Despite the aforementioned methods to assess pathogenicity, classification of variants remains imperfect, often necessitating other evidence to confidently define mendelian disease. For example, the presence of a variant of uncertain significance alongside a pathogenic variant in a recessive disease-causing gene raises diagnostic uncertainty, particularly because current sequencing studies cannot determine if two identified variants are located in cis on the same chromosome or in trans on different chromosomes. In such situations, genetic sequencing of the parents can provide further evidence for segregation of identified variants. Consultation with a medical geneticist can be invaluable when doubt arises regarding the interpretation of sequencing results.
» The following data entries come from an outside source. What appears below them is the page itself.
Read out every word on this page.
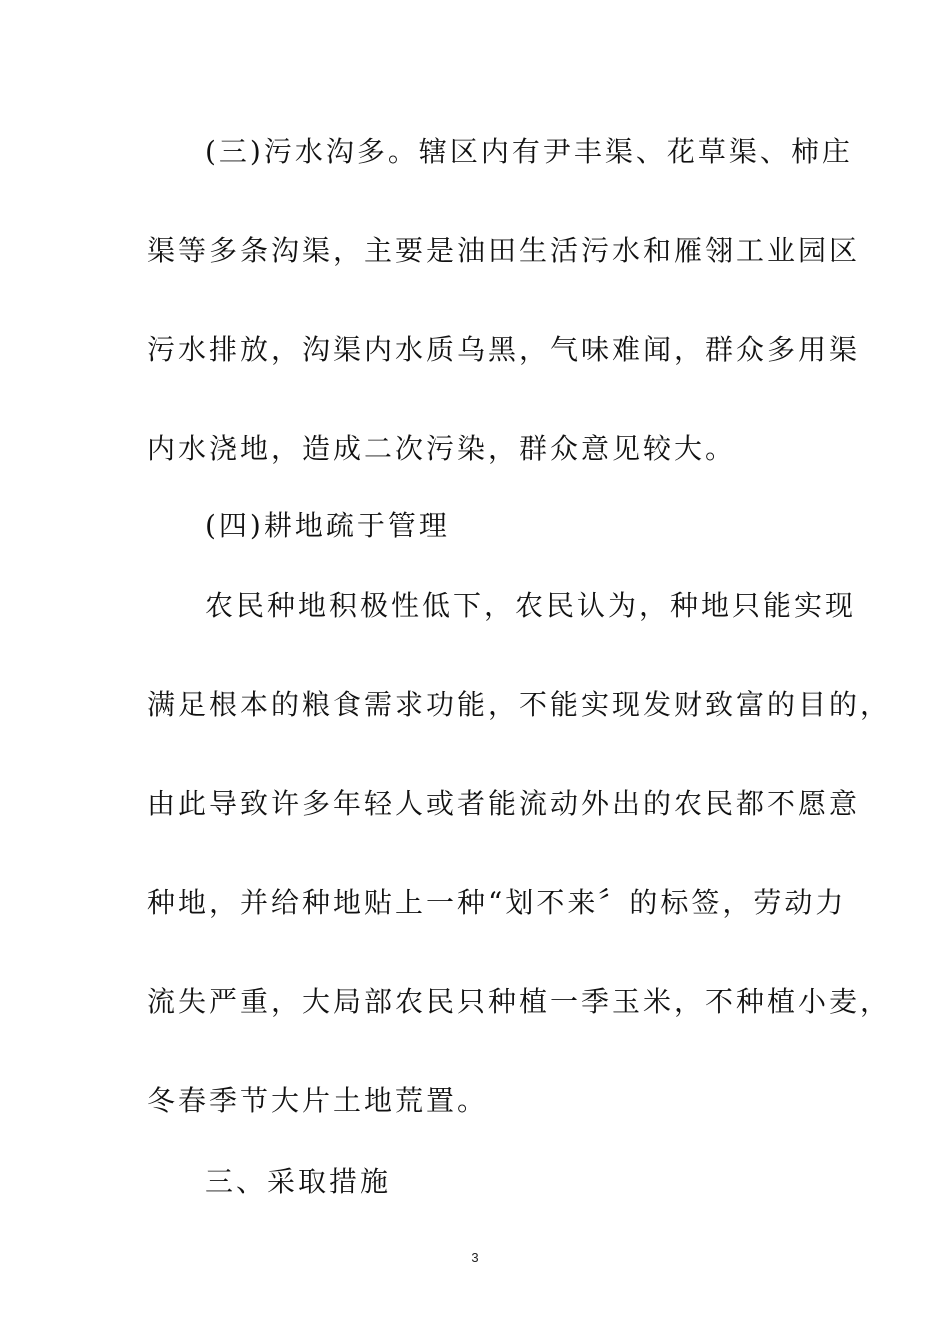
(三)污水沟多。辖区内有尹丰渠、花草渠、柿庄
渠等多条沟渠，主要是油田生活污水和雁翎工业园区
污水排放，沟渠内水质乌黑，气味难闻，群众多用渠
内水浇地，造成二次污染，群众意见较大。
(四)耕地疏于管理
农民种地积极性低下，农民认为，种地只能实现
满足根本的粮食需求功能，不能实现发财致富的目的，
由此导致许多年轻人或者能流动外出的农民都不愿意
种地，并给种地贴上一种“划不来〞的标签，劳动力
流失严重，大局部农民只种植一季玉米，不种植小麦，
冬春季节大片土地荒置。
三、采取措施
3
Moving Beyond Monogenic Disease
As noted above, initial genetic studies in kidney disease focused on identifying rare causal SNVs with large effect that are responsible for disease with a mendelian inheritance pattern. However, by their nature, mendelian causes of kidney disease are rare. Thus a parallel goal in genetic nephrology research has focused on identifying low-frequency and common SNVs that may increase the risk of kidney disease. GWAS have emerged as a method to achieve this goal. In GWAS, SNPs are genotyped to determine whether the frequency of any of these markers is significantly different between unrelated cases versus unrelated controls ( Fig. 37.1 ).